Hold your breath for a count of 5, gently relax, breath out through your mouth. 
Relax, take a couple of normal breaths for 5 to 10 seconds, repeat. 
Learn how to take your pulse 
Your resting heart rate is between 60-100 beats per minute. Knowing your pulse rate will help you to recognise when your heartbeat is fast. 
NHS Choices say you can check your pulse by counting how many times your heart beats in a minute. To find your resting heart rate: sit quietly for five minutes; lightly press your index and middle finger on the inside of your opposite wrist just below your thumb; count the number of beats for a minute, or 30 seconds and multiply by 2. You can also check if your pulse is regular or irregular by feeling its rhythm for about 20-30 seconds.

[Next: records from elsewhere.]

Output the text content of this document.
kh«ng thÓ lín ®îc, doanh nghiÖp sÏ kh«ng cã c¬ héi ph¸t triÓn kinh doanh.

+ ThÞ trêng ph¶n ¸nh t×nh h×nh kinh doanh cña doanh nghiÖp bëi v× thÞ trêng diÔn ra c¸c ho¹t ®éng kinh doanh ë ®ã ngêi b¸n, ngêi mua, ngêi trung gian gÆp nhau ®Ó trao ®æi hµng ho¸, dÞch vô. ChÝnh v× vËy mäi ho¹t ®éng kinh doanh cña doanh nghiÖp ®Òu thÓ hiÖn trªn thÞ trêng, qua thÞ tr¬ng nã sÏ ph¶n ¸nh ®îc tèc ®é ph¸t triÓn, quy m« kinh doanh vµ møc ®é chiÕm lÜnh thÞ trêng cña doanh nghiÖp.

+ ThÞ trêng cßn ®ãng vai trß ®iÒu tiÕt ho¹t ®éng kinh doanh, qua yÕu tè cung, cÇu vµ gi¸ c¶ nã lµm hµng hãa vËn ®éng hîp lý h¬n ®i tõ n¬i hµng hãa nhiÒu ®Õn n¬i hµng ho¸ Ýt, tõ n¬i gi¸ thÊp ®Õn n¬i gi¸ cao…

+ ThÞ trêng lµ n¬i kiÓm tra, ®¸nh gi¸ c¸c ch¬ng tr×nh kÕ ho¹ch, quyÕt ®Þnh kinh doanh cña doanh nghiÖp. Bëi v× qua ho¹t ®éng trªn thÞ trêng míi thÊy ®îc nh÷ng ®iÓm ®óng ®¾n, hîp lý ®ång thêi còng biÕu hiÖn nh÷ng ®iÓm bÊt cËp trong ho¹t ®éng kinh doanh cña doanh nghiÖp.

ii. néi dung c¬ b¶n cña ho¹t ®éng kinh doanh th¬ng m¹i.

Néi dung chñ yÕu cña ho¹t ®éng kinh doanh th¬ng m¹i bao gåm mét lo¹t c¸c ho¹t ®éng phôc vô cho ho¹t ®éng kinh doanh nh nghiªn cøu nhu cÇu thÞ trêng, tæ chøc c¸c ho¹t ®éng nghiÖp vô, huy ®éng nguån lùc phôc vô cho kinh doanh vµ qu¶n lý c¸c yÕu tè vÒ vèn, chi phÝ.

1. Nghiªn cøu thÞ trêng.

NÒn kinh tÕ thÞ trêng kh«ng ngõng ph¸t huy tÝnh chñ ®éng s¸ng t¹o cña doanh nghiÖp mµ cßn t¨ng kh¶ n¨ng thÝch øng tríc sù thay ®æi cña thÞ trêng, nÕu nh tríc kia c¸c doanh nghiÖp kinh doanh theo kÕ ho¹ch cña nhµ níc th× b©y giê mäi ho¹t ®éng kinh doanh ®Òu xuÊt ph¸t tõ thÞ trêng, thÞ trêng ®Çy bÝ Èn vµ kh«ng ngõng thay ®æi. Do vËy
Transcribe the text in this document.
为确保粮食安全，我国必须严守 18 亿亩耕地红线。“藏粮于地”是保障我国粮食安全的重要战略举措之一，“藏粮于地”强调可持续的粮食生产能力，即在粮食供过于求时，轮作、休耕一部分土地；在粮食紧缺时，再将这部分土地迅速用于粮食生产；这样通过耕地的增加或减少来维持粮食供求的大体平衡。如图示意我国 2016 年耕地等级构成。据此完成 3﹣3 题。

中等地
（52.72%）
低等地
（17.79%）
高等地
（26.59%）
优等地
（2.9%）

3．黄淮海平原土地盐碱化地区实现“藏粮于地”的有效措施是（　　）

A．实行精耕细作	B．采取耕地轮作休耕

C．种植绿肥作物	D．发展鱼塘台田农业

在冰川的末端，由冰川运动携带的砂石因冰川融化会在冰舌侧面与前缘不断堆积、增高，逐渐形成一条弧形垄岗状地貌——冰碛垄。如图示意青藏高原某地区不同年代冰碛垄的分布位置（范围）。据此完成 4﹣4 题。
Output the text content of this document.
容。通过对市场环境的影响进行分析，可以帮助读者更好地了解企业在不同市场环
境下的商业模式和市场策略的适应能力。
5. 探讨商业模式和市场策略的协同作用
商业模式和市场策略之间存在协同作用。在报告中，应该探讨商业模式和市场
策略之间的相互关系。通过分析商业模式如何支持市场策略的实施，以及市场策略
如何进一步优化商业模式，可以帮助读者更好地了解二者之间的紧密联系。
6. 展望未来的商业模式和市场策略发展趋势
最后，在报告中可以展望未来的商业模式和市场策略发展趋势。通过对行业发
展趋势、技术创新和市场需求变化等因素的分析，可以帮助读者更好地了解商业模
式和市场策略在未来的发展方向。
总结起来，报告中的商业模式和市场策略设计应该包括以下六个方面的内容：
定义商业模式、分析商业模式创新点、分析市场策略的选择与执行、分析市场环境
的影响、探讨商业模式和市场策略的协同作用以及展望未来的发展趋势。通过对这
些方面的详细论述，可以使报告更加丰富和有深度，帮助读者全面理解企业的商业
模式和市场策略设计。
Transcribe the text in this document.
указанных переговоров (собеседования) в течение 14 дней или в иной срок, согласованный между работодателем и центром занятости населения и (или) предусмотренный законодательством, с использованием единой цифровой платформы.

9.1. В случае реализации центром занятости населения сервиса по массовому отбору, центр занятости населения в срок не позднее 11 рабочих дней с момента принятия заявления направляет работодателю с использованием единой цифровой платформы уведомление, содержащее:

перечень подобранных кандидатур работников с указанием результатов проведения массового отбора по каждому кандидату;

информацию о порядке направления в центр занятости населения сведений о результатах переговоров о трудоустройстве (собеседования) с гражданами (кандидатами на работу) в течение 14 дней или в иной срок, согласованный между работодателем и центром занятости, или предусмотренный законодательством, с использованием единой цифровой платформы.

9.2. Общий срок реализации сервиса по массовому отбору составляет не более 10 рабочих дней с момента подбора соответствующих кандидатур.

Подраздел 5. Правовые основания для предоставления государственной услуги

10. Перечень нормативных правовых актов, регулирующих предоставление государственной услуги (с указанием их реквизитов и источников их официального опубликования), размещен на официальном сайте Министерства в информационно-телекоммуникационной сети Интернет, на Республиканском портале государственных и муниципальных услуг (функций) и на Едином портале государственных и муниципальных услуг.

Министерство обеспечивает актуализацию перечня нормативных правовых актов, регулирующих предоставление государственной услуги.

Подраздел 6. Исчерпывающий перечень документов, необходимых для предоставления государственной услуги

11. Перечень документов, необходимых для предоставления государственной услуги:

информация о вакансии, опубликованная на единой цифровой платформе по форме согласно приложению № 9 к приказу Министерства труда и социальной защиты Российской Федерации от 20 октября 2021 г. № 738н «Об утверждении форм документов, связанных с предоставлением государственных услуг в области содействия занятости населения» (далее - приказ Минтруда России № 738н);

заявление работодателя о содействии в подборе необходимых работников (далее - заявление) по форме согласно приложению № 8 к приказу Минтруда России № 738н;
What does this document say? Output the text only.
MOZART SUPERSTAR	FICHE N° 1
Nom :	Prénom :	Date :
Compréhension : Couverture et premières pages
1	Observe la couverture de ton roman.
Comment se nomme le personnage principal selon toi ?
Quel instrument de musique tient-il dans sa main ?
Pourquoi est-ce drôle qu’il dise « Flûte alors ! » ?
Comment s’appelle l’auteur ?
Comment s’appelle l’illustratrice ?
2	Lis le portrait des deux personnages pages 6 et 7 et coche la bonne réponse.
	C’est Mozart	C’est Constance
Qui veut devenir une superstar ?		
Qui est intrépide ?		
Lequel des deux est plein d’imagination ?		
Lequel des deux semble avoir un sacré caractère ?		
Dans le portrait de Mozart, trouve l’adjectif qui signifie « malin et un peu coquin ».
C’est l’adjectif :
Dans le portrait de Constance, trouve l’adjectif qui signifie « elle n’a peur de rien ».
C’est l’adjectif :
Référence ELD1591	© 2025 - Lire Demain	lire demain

Supplements worth trying for heart concerns 

Magnesium* can be taken as capsules or in powder form. Talk to your doctor before taking in large amounts as it can be toxic. 
Hawthorn berries may help to regulate your palpitations, taken as a tincture or in capsules, as recommended by our Hot Flush herbalist G Baldwin & Co. 
Valerian: helps deal with stress, which may add to the risk of irregular heartbeat. 
The 2015 NICE guidelines emphasise that the different strengths of over-the-counter brands and preparations can impact on the effectiveness of prescription drugs. If you have any underlying health issues, talk to your doctor about supplements.

When to see your doctor about heart concerns 

To rule out any more serious cause see your doctor if you’re regularly experiencing palpitations or shortness of breath, chest discomfort or dizziness. 
A 2009 statement by the International Menopause Society acknowledged, ‘Cardiovascular disease is the number one killer of women in the western world’. So ask your doctor about a NHS Health Check to assess your risk of heart disease, stroke and type 2 diabetes – you will also be given personalised prevention advice. 

And then there’s always HRT... 
Hormonal imbalance may be the cause of palpitations. For those able to take HRT, be aware that you may initially experience an increase in the number of heart palpitations before hormones balance.